Highlights & Insights¶

The transition from "understanding" to "execution" is the core bottleneck in agent spatial intelligence: There is virtually no positive correlation between VQA accuracy and spatial planning capability, which serves as an important warning for the broader spatial intelligence research community.
The incorporation of mental rotation experiments into AI evaluation is an elegant design: Leveraging a classical cognitive psychology paradigm to construct spatial reasoning tests provides theoretical grounding while enabling controlled difficulty.
The infinitely extensible data collection paradigm is particularly well-designed: By automatically extracting block information from player-built structures via mineflayer, filtering air blocks, and generating a standardized data format, the benchmark supports continuous expansion.
Introducing creativity as an evaluation dimension: Although inherently subjective, creativity is an unavoidable dimension in AGI assessment; the dual-mechanism of MLLM critic combined with human evaluation mitigates evaluation bias.
The concept of Implementation Gap merits broader adoption: It can be transferred to other agent task settings—many agents can "describe" but cannot "execute."

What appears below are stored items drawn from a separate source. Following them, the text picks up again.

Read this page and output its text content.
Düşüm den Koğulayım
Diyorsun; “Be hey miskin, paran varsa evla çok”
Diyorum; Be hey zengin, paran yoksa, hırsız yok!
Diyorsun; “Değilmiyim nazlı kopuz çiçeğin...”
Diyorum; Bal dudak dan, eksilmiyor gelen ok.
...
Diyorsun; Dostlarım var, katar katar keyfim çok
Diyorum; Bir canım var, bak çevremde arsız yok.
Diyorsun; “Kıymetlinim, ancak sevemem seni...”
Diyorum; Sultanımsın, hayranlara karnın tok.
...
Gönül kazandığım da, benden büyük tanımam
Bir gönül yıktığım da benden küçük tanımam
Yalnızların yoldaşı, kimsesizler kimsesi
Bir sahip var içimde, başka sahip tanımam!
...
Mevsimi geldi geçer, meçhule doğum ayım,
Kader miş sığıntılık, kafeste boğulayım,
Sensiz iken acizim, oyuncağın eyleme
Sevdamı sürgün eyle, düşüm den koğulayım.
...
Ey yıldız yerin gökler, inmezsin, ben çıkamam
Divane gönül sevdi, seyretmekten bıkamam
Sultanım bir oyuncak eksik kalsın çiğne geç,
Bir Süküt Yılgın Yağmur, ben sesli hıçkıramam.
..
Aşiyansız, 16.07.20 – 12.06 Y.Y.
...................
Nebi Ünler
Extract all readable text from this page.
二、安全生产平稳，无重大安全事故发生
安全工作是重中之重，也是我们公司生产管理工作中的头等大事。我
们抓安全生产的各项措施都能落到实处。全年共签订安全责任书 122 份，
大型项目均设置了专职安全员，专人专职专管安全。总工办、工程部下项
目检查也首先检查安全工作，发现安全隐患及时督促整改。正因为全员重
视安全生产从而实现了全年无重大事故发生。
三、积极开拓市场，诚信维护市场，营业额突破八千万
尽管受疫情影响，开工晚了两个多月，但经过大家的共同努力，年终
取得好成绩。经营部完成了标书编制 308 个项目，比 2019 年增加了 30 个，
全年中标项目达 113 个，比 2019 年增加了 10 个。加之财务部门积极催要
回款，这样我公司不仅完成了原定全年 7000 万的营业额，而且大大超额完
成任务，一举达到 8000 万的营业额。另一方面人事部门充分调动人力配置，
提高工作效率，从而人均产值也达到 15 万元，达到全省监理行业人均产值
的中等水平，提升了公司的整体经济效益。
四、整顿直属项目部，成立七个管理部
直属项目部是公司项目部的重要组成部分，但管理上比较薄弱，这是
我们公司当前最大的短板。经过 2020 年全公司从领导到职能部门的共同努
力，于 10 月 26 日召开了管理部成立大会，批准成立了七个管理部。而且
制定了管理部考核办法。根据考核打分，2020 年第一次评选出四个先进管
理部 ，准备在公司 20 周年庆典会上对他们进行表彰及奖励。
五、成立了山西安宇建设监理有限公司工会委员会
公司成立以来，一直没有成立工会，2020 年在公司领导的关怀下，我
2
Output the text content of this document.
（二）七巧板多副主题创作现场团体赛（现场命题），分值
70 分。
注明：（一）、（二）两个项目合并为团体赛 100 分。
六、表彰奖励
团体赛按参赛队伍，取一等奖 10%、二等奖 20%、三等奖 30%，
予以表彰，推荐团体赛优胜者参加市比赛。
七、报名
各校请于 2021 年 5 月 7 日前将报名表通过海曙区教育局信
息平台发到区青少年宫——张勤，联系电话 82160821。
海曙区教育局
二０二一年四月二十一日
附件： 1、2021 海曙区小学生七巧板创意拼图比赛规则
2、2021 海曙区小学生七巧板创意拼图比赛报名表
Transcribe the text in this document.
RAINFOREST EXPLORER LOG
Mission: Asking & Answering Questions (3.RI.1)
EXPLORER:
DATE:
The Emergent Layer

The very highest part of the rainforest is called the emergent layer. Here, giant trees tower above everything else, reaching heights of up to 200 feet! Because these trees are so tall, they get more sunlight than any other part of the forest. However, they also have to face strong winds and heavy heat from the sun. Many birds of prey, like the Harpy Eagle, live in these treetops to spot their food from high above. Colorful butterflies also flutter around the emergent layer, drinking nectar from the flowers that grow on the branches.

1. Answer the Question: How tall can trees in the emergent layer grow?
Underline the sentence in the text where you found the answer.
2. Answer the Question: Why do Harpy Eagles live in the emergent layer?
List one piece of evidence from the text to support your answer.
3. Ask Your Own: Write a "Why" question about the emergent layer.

Limitations & Future Work¶

The discrete Minecraft block world substantially simplifies the complexity of continuous spatial planning, as issues such as continuous coordinate handling, collision detection, and physical constraints are absent.
Creativity evaluation relies on GPT-4.1 as the critic model, whose own spatial understanding is limited, raising concerns about the reliability of creativity scores.
Only zero-shot settings are evaluated; the effects of few-shot prompting, chain-of-thought reasoning, and domain-specific fine-tuning on spatial planning performance are not explored.
No systematic comparison with RL-based agents (e.g., VPT, Voyager) is conducted; the benchmark focuses exclusively on MLLM-based approaches.

Rating¶

Novelty: ⭐⭐⭐⭐ The first benchmark to systematically evaluate MLLM spatial planning (rather than spatial understanding) capability, filling the evaluation gap between comprehension and execution.
Experimental Thoroughness: ⭐⭐⭐⭐ 4,000 tasks × 13 models × 5-dimensional evaluation + detailed failure case analysis.
Writing Quality: ⭐⭐⭐⭐ Clear structure, rigorous task definitions, and rich visualizations.
Value: ⭐⭐⭐ An important reference for evaluating agent spatial planning capability; the Implementation Gap concept is transferable to other agent research contexts.